T257 – Chapitre 3: Les preuves fondées sur les techniques

  • Offrant des capacités significatives en justice criminelle, les nouvelles technologies se sont naturellement intégrées au travail des enquêteurs pour lutter contre la nouvelle criminalité, localiser les criminels, les identifier et collecter toutes les informations utiles à l’élucidation d’un acte criminel[1].
  • Les techniques existantes pouvant servir à la justice étant nombreuses et variées, nous avons choisi d’analyser celles qui sont utilisées le plus couramment et qui paraissent fournir une preuve a priori suffisamment accablante de la culpabilité du contrevenant ou de son innocence. Les interceptions des télécommunications et la surveillance visuelle sont les techniques dites de surveillance (I.) les plus notoirement connues. Elles sont considérées comme des modes d’investigation efficaces pour intercepter les criminels, le contenu de leurs communications et/ou leurs faits et gestes. A ces techniques de surveillance viennent s’ajouter celles de localisation (II.) – utilisation du système GPS ou de téléphonie mobile – qui sont usitées pour replacer dans l’espace et dans le temps le criminel sur les lieux de l’infraction. En outre, l’utilisation de l’informatique (III.) tant par la population que par les enquêteurs est un moyen adéquat pour servir la justice. Dans le premier des cas, les disques durs, historiques internet ou autres données informatiques regorgent d’informations pouvant être utilisées comme moyens probatoires. Dans le second cas, l’informatique aide à l’enquête en regroupant facilement les informations collectées sur l’affaire ou le suspect et en les comparant pour obtenir un résultat identificatoire ou pour établir le déroulement des événements.
  • De prime abord, la classification des techniques en diverses catégories – de surveillance, de localisation ou informatique – peut paraître arbitraire, puisque la surveillance des télécommunications, la localisation par GPS et la vidéosurveillance emploient également des systèmes informatisés. Il nous faut donc préciser que le découpage réalisé s’appuie sur la finalité ou le but premier de la technique et non pas sur les systèmes accessoires devant être employés.
  • Corrélativement aux développements concernant les sciences, la présente partie se compose de l’exposé des aspects techniques et juridiques de divers moyens technologiques dans le dessein d’énoncer les forces et les faiblesses de leur utilisation comme moyen de preuve.
[1] Blumstein, p. 2; Cornu, p. 238.

T254 – D. La synthèse des débats et conclusion

  • Indiscutablement, la génétique est un mode probatoire essentiel à la procédure pénale. Les bénéfices et l’apport de l’ADN en tant que moyen identificatoire n’est pas à remettre en question. Avec leur puissance d’identification et leur fiabilité, les analyses ADN participent à l’intégration des sciences dans la procédure pénale et à l’élucidation des infractions. En revanche, il est nécessaire de faire preuve de retenue lors de l’administration et l’appréciation de la preuve génétique.

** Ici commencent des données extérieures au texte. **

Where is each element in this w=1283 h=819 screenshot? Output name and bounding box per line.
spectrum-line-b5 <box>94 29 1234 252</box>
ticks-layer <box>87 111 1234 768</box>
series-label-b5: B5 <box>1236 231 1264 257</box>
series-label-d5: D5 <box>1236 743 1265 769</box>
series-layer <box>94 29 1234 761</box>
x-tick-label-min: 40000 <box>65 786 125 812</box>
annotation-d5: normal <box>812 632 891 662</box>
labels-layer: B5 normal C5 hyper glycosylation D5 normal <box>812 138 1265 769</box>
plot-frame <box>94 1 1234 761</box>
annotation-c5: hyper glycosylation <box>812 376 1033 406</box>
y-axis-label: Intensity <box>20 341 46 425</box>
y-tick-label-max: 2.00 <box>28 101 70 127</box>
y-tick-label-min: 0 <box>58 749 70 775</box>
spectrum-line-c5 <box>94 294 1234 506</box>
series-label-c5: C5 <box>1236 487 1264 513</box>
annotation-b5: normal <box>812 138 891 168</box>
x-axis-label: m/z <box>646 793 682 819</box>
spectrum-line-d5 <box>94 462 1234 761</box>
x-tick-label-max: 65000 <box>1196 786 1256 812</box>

  • La gestion systématique des liens ADN doit s’inscrire dans une approche globale de l’élucidation de l’infraction concernée, soit dans un faisceau de preuves. Ceci permet de considérer l’identification, plus précisément la présomption qui en faite, grâce au matériel biologique comme une étape élémentaire du renseignement criminel sans lui donner une portée plus large que ce qu’elle démontre.

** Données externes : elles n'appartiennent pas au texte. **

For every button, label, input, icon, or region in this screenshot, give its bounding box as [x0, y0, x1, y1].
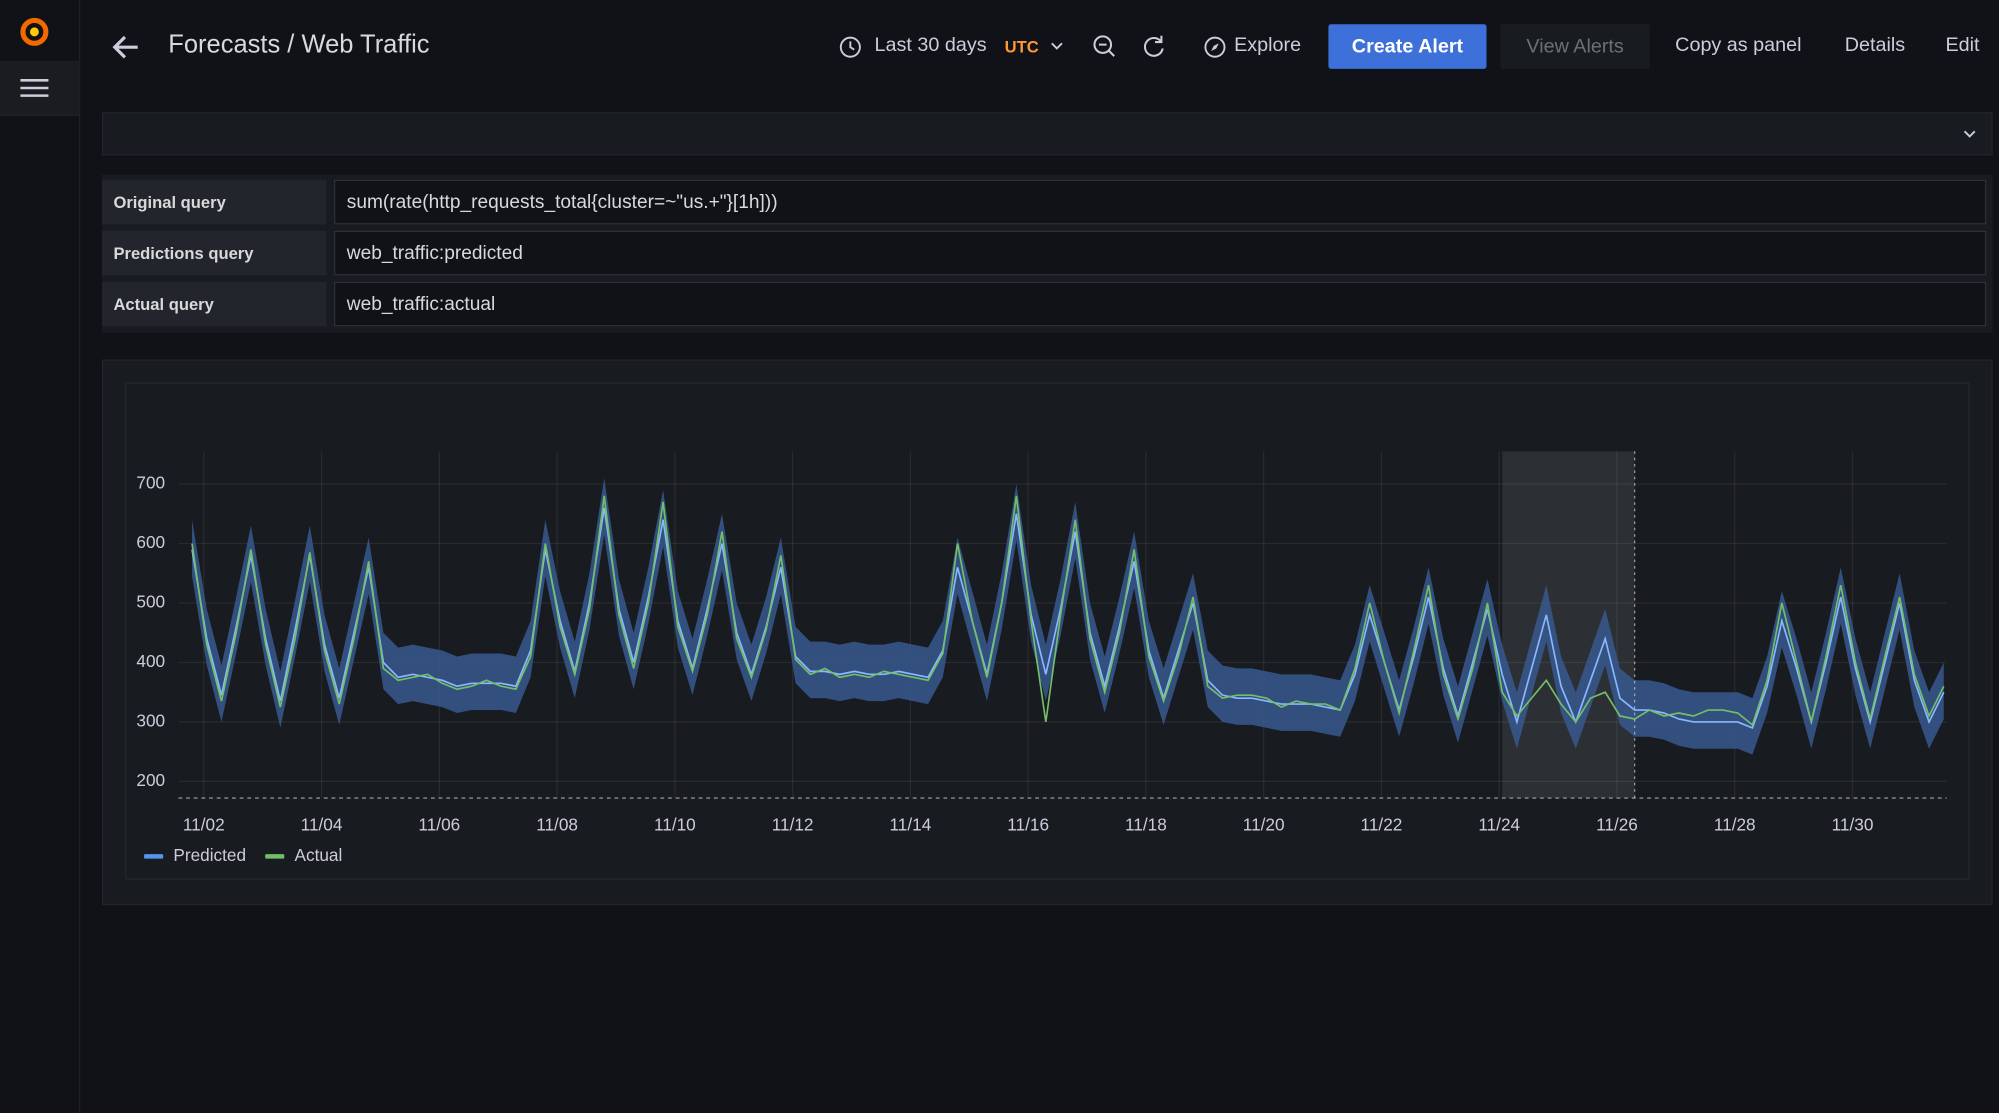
legend-swatch: [144, 854, 164, 859]
details-button[interactable]: Details: [1844, 34, 1906, 57]
y-tick-label: 700: [136, 473, 165, 493]
menu-toggle[interactable]: [0, 61, 80, 117]
x-tick-label: 11/28: [1714, 815, 1756, 835]
x-tick-label: 11/12: [772, 815, 814, 835]
zoom-out[interactable]: [1091, 33, 1116, 58]
x-tick-label: 11/24: [1478, 815, 1520, 835]
highlight-region: [1502, 451, 1635, 799]
chart: 200 300 400 500 600 700 11/02 11/04 11/06 11/08 11…: [136, 451, 1947, 865]
edit-button[interactable]: Edit: [1945, 34, 1980, 57]
logo-area: [0, 0, 80, 63]
x-tick-label: 11/26: [1596, 815, 1638, 835]
sidebar: [0, 0, 81, 1113]
y-tick-label: 600: [136, 532, 165, 552]
dashboard-title: Forecasts / Web Traffic: [168, 30, 430, 59]
query-label: Original query: [101, 179, 327, 225]
chart-frame: [124, 382, 1970, 880]
x-tick-label: 11/14: [890, 815, 932, 835]
x-tick-label: 11/30: [1832, 815, 1874, 835]
chevron-down[interactable]: [1049, 40, 1064, 53]
row-chevron: [1963, 130, 1976, 138]
timezone: UTC: [1004, 36, 1039, 57]
collapsed-row[interactable]: [101, 112, 1993, 156]
grafana-logo: [20, 17, 49, 46]
clock-icon: [839, 36, 861, 58]
explore-icon: [1204, 36, 1226, 58]
query-value[interactable]: sum(rate(http_requests_total{cluster=~"u…: [334, 179, 1987, 225]
legend-label: Actual: [294, 845, 342, 865]
legend-swatch: [265, 854, 285, 859]
view-alerts-button[interactable]: View Alerts: [1500, 24, 1650, 69]
x-tick-label: 11/10: [654, 815, 696, 835]
x-tick-label: 11/22: [1361, 815, 1403, 835]
y-tick-label: 400: [136, 651, 165, 671]
x-tick-label: 11/16: [1007, 815, 1049, 835]
chart-panel: [101, 359, 1993, 906]
create-alert-button[interactable]: Create Alert: [1328, 24, 1487, 69]
x-tick-label: 11/02: [183, 815, 225, 835]
back-button[interactable]: [110, 31, 143, 64]
menu-icon: [20, 79, 49, 97]
x-tick-label: 11/04: [301, 815, 343, 835]
refresh[interactable]: [1141, 33, 1166, 58]
copy-panel-button[interactable]: Copy as panel: [1675, 34, 1802, 57]
explore-button[interactable]: Explore: [1234, 34, 1302, 57]
time-range[interactable]: Last 30 days: [874, 34, 987, 57]
x-tick-label: 11/20: [1243, 815, 1285, 835]
query-value[interactable]: web_traffic:actual: [334, 281, 1987, 327]
y-tick-label: 300: [136, 710, 165, 730]
y-tick-label: 200: [136, 770, 165, 790]
series-line: [191, 495, 1945, 727]
query-value[interactable]: web_traffic:predicted: [334, 230, 1987, 276]
x-tick-label: 11/06: [418, 815, 460, 835]
y-tick-label: 500: [136, 592, 165, 612]
query-label: Predictions query: [101, 230, 327, 276]
x-tick-label: 11/18: [1125, 815, 1167, 835]
query-label: Actual query: [101, 281, 327, 327]
legend-label: Predicted: [173, 845, 246, 865]
x-tick-label: 11/08: [536, 815, 578, 835]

  • En d’autres termes, l’intégration de la preuve ADN dans sa considération pure d’indice matériel évite que l’identification ne soit considérée comme une preuve de culpabilité ou d’innocence, dans la mesure où elle n’explique pas comment la trace s’est trouvée sur les lieux de l’infraction, mais uniquement quel est le rapport de vraisemblance que le suspect soit à la source du matériel biologique détecté.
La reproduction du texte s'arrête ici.